The Senate-approved legislation (S.6063) would immediately eliminate the new mandate.
“It’s a perfect example of why New York State continues to be singled out for having one of the worst business climates in America. It’s a state-imposed mandate on the private sector that’s costly, viewed as a waste of time and money and, worst of all, discourages business expansion and job creation. It needs to go,” said O’Mara, noting a January 2012 report from the Tax Foundation that ranked New York as having the second-worst business tax climate in the nation, ahead of only New Jersey.
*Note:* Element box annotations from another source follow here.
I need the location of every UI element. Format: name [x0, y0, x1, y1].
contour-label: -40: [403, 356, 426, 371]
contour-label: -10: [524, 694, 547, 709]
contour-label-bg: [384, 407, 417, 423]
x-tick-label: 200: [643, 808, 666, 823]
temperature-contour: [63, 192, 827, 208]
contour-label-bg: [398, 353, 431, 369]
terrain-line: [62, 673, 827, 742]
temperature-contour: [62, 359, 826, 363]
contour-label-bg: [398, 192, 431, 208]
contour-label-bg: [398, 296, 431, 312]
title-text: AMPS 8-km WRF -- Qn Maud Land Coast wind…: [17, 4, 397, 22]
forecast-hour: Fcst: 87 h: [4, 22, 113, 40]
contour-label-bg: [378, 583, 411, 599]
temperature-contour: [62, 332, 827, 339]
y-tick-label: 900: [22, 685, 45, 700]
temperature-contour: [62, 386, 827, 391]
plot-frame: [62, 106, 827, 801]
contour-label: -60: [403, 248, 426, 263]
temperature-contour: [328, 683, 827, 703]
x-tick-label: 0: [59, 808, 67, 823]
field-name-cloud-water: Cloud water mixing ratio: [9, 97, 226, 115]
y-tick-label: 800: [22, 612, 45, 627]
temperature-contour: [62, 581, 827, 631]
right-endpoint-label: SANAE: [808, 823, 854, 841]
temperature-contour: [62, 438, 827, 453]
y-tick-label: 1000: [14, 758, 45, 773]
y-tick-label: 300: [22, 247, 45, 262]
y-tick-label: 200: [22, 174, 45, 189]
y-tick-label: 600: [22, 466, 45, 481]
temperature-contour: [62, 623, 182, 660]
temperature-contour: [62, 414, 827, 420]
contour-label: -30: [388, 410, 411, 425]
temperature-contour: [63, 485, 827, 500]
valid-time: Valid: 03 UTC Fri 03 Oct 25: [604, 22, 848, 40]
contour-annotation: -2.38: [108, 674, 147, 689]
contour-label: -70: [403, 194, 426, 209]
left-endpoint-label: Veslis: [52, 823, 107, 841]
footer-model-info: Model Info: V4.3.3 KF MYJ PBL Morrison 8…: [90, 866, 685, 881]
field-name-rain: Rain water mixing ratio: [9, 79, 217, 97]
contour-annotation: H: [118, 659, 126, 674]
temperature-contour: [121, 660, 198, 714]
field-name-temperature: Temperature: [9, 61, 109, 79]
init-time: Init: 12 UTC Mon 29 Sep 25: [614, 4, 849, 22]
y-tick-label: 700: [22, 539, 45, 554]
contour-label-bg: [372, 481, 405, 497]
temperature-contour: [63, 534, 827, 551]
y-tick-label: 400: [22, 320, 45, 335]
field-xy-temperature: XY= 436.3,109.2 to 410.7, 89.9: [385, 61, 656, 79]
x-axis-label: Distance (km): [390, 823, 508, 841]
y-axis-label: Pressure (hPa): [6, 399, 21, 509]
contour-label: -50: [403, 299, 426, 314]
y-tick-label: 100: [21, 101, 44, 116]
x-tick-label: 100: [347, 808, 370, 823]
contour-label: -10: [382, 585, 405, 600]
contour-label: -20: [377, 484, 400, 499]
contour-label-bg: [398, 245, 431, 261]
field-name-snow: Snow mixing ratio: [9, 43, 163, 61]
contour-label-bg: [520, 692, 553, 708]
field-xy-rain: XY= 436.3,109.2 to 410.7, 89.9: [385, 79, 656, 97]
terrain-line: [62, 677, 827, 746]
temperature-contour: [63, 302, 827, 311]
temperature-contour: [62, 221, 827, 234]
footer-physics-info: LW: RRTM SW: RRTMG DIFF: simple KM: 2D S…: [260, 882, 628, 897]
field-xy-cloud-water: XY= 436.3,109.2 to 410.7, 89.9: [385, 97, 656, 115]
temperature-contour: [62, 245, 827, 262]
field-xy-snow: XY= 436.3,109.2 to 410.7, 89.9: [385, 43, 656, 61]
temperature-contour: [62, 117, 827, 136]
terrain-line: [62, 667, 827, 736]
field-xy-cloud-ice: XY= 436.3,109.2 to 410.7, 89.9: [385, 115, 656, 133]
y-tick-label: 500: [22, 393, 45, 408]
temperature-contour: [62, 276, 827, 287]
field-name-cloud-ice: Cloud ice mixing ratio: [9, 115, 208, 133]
The state’s new wage notice mandate was included in the “Wage Theft Prevention Act of 2010” signed into law by former New York Governor David Paterson. It requires every private-sector employer to provide employees with a new, annual wage notice, obtain a written acknowledgement from the employee that the notice was received, and then keep that receipt on file for six years or face a $50-per-employee fine for not complying.
The new mandate has been roundly criticized as unnecessarily costly, time-consuming, and redundant by key upstate business advocates including the New York Farm Bureau, the Business Council of New York, the Manufacturers Association of Central New York (MACNY), Unshackle Upstate, and the National Federation of Independent Business (NFIB), among others. The groups have argued that nearly all of the information required by the new annual notice can be found on employees’ pay stubs.
O’Mara said that the legislation he co-sponsors has bipartisan support in the Legislature. It’s currently in the Assembly Labor Committee and must be approved by the Assembly and signed by Governor Andrew Cuomo before becoming law.